Mc Mahon is running the RON campaign in hopes of providing a race endowed with more candidates for his faculty to choose from, as well as in his own self-interest. McMahon originally intended to run for the position of Faculty Rep himself, but missed the manifesto submission deadline by just fifteen minutes. If nominations are re-opened, he, as well as any other student in the Engineering and Computing faculty, will be able to put themselves forward.

“My RON campaign (represents) both voting for the democratic option and voting for me,” he said.

“At the end of the day, there’s no point having the election if you don’t have the choice. And RON not being this option that’s pushed makes it an artificial choice, in the sense.”

“The biggest issue I see with it is that people don’t know what it means and people don’t want to know what it means.
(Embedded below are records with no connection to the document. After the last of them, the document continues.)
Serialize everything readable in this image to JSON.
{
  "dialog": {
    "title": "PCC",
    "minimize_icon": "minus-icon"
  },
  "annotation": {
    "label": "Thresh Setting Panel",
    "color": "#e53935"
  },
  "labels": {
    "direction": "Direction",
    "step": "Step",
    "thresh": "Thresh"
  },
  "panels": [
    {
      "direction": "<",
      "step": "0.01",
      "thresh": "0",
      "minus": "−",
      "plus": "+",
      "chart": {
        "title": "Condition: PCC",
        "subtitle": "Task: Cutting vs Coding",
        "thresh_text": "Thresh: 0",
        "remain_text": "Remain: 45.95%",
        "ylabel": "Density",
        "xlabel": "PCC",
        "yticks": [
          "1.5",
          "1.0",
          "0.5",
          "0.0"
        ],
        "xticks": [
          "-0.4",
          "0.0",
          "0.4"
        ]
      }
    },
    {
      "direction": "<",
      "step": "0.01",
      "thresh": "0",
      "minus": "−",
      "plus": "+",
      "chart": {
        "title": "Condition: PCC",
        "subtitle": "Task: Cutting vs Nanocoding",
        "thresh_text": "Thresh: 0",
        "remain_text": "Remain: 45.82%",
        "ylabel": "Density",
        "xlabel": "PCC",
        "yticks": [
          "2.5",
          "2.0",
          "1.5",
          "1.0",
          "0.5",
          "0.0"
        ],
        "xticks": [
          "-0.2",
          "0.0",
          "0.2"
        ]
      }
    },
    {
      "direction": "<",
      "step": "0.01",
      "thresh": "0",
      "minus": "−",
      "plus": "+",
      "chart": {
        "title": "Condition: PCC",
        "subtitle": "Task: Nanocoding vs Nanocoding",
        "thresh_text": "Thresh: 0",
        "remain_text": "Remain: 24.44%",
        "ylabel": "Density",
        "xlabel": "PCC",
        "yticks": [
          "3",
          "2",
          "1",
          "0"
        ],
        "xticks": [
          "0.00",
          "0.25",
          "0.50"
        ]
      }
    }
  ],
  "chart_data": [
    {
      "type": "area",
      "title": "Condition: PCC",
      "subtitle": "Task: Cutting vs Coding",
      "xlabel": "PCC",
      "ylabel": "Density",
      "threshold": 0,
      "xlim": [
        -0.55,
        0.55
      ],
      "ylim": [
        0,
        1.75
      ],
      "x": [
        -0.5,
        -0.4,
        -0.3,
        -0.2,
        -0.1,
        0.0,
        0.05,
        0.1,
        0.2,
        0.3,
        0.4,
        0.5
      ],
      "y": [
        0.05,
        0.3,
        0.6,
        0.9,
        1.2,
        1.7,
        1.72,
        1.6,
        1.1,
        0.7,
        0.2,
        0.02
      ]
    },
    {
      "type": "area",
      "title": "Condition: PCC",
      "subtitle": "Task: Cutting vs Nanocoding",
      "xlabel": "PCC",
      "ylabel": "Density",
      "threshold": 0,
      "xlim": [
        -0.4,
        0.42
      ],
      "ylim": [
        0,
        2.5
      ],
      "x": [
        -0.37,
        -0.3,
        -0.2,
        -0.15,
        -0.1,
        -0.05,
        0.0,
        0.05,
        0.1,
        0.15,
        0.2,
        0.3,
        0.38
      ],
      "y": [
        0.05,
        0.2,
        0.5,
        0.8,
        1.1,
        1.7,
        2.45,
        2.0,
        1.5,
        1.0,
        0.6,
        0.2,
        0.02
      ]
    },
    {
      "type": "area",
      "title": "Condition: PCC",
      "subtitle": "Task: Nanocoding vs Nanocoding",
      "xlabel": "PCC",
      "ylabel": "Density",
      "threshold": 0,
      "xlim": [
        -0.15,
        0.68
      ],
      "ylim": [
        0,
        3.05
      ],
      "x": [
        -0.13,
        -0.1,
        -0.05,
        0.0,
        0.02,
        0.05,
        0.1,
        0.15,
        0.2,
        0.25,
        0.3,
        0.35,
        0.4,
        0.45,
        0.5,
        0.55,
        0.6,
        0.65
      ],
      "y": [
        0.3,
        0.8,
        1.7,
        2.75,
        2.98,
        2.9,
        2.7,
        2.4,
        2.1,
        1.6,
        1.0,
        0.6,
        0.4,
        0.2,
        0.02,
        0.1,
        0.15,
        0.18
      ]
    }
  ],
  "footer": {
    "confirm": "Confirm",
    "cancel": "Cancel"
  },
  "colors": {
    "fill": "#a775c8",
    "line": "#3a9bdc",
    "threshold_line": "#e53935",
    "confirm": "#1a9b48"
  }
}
They’re kind of happy just to pick the guy on the card.”

The race’s uncontested candidate, Emilio Williams Doran, said that while he understands Mc Mahon’s position, he believes the Returning Officer was correct in her decision to exclude him from the race because of his late submission.

“Although I sympathise with his situation, I feel the returning officer was correct in her decision and that there needs to be deadlines to manifesto submissions. I offered to Ben, that I would add his manifesto to mine and we could work together to achieve it, he declined and asked me to step down so he could run,” Doran said.

“I relayed what he asked to all those who nominated me and my campaign team. Their reaction was I was their preferred candidate and that my experience, demeanour and objectives were the basis of their decision to nominate me. One of my team said that there will be hard deadlines during the position of faculty rep of which they will have to adhere.”

Mc Mahon’s campaign is the only one of its kind being run in this year’s elections. While a RON campaign can be run by anyone, Mc Mahon admits that RON will always begin on the back foot.

“When you run a campaign, you are a candidate except you get none of the benefits. You don’t get printing credit, you don’t get a lot of things. You’re not a person, but also you are a person in the sense that all the rules apply to you as if you were.”

RON campaigns must comply with the same deadlines and regulations as regular candidates, but are not represented at hustings.

“I would like to see a RON vote win,” he said.

“It’s probably the fairest way of doing it in terms of letting people have a choice.”